PEP Screening Process: How UK Firms Should Review Matches

Certivus AML team9 minUpdated 2026-06-27

In brief: PEP screening is the process of checking whether a client or relevant person is politically exposed, then deciding whether the match is true and what enhanced measures are needed.

Key points

  • A PEP match needs review, not automatic rejection.
  • Relatives and close associates may also affect risk.
  • The decision record should explain whether the match was cleared, escalated, or handled through enhanced due diligence.

What is PEP screening?

PEP screening checks whether a client, beneficial owner, director, controller, or relevant third party is a politically exposed person.
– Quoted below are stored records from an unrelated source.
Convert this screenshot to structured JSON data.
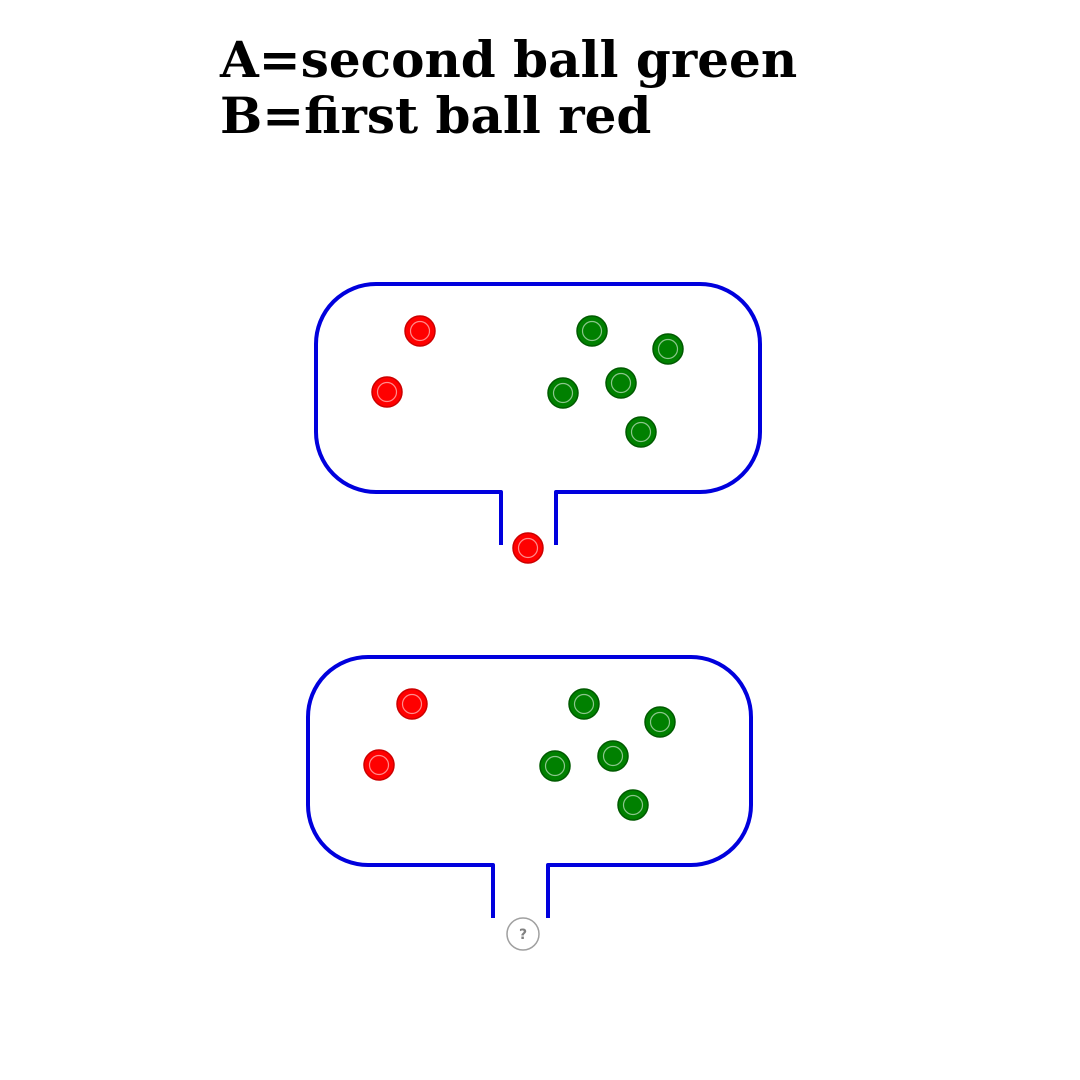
{
  "labels": {
    "a": "A=second ball green",
    "b": "B=first ball red"
  },
  "colors": {
    "outline": "#0000dd",
    "red": "#ff0000",
    "green": "#008000",
    "unknown": "#a0a0a0"
  },
  "containers": [
    {
      "name": "container-first-draw",
      "balls": [
        "red",
        "red",
        "green",
        "green",
        "green",
        "green",
        "green"
      ],
      "output": "red"
    },
    {
      "name": "container-second-draw",
      "balls": [
        "red",
        "red",
        "green",
        "green",
        "green",
        "green",
        "green"
      ],
      "output": "unknown",
      "output_symbol": "?"
    }
  ]
}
If a possible match appears, the firm should review it, decide whether it is a true match, and record the risk decision.

The UK Money Laundering Regulations include enhanced due diligence expectations for PEPs. See the Money Laundering Regulations 2017.

A practical PEP screening workflow

  1. Screen the client and relevant connected people.
  2. Review possible matches against date of birth, country, role, and other identifiers.
  3. Check whether relatives or close associates create risk.
  4. Decide whether enhanced due diligence is needed.
  5. Record approval, evidence, and review frequency.
  6. Re-screen when risk changes or periodic review is due.

What to record

  • Who was screened.
  • Date and tool/source used.
  • Possible matches returned.
  • Why a match was cleared or confirmed.
  • EDD measures applied.
  • Approval and next review date.

Common mistake

The common mistake is either clearing a match without notes or treating every match as a refusal. A PEP relationship can be managed, but only if the firm understands and records the risk.

This guide is general information and is not legal advice.